President Obama unveiled a $4 trillion budget for 2016 that would increase taxes on the wealthy and spend more money on education. He also made a snowball and put it in the oven, just to see which would last longer, his budget or the snowball.
A tell-all book by David Axelrod, one of President Obama's former strategists, reveals that Obama chose Joe Biden as his VP because of his energy and enthusiasm. You know, the qualities you look for in someone whose main job is traveling to state funerals.
This weekend President Obama attended the annual Gridiron Club Dinner, and during his speech he joked that he is getting older and crankier. Which explains why he announced he no longer supports President Obama.
During his weekly address to the nation, President Obama discussed higher education and said, 'The most important skill you can sell is your knowledge.' Or as English majors working at Starbucks put it, 'No it's not.'
President Obama recently said that his day is all about politics, so in the mornings he likes to watch ESPN. So if you get the feeling he's repeating himself every half hour, that's where he learned it from.
The heroic New York doctor who caught Ebola has been declared Ebola free. President Obama called the doctor to thank him for his selflessness and compassion. Then to be safe, Obama threw his phone in a trash can and lit it on fire.
Today Prince William went to Washington, D.C., and he met with President Obama. He said, 'It feels weird being in the White House because I'm not an American.' And then Prince William said, 'Yeah, me too.'
During a speech on Sunday, President Obama said to the crowd, 'We've got to vote. Vote. Vote. Vote. Vote. Vote.' This went on for an hour until someone finally fixed his teleprompter.
President Obama spent Election Day away from any press coverage, attending closed-door meetings inside the White House. But on the bright side, it is nice to see some doors actually closed at the White House. It's a whole new Secret Service security thing.
After Michael Jordan recently criticized President Obama's golf game, Obama responded by saying that Jordan should spend more time thinking about his basketball team, the Charlotte Hornets. Then Jordan said, 'Do you really want to talk about whose team got crushed this week?'
It was the 60th anniversary of 'Face the Nation.' During his interview, President Obama said, 'Our country doesn't fear the future. We grab it.' Nothing says you grab the future like going on a 60-year-old show hosted by a 77-year-old-man to speak to a 90-year-old audience.
Both President Obama and former President George W. Bush were interviewed on 'Face the Nation' over the weekend. President Bush said there's a 50 percent chance his brother Jeb will run for president in 2016. Then he said, 'But there's an 80 percent chance he won't.'
President Obama is in China now for an economic summit in Beijing. The president wore a traditional purple silk shirt along with Chinese President Xi Jinping and Vladimir Putin. That's after they taught Putin how to put a shirt ON.
After President Obama announced his support for net neutrality yesterday, Texas Senator Ted Cruz tweeted that 'Net neutrality is Obamacare for the Internet.' While Ted Cruz continues to be the Taylor Swift of not getting over Obamacare.

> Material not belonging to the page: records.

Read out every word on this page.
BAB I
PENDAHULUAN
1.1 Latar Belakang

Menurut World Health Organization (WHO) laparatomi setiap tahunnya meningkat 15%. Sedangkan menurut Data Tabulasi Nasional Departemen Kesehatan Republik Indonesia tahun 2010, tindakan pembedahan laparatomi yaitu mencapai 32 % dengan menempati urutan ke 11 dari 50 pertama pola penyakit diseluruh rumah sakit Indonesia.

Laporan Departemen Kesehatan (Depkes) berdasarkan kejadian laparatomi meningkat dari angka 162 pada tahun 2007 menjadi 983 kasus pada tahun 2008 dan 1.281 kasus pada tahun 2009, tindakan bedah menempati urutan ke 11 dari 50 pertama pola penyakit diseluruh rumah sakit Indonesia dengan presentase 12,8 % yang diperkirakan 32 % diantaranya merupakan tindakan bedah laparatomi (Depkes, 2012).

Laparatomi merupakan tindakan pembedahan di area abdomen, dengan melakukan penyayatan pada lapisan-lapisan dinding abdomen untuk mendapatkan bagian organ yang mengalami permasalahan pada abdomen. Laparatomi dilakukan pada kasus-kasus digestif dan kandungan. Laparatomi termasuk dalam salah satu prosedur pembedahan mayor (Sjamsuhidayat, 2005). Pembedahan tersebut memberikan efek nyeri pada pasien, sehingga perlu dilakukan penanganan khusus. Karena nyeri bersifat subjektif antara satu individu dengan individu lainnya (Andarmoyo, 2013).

President Obama recently sat down with ESPN and said the NCAA should reduce the shot clock for basketball games. Then he said, 'And while we're at it, is there any way they can reduce the 'being president clock?'
Yesterday, the White House confirmed that President Obama will meet with Pope Francis during his visit in September. Some experts are wondering if they'll discuss their disagreement over contraception. Then Joe Biden said, 'I didn't even know they were dating.'
There are reports that President Obama and his family may move to New York City after his term is over. Unfortunately, the city is so expensive, he's looking for another ex-president to be roommates with.
President Obama broke a world record after he reached a million followers on Twitter in just five hours. The only guys not following Obama? His Secret Service agents. They lost track months ago.
President Obama has two years left as president. I wouldn't be surprised if he gets to appoint two new Kardashian husbands.
What a day. It's 53 and gloomy - like President Obama.
President Obama is in China. Today he visited the kids who make our cellphones.
President Obama is in China. Also in China is evil Russian dictator Vladimir Putin. They're both in China at the same time. It's like running into your ex-girlfriend on vacation.
Once you're president, you can't go anywhere without causing trouble. President Obama shows up in China, he's chewing gum, they go crazy. A big stink because the president's chewing gum. And you think, the Chinese are so easygoing about human rights. What's the problem?
You probably heard about the big prisoner swap with Cuba. A man who has been incarcerated in Havana for five years is back home in the United States. And we sent them some prisoners. The deal still has to be approved by President Obama and Bud Selig.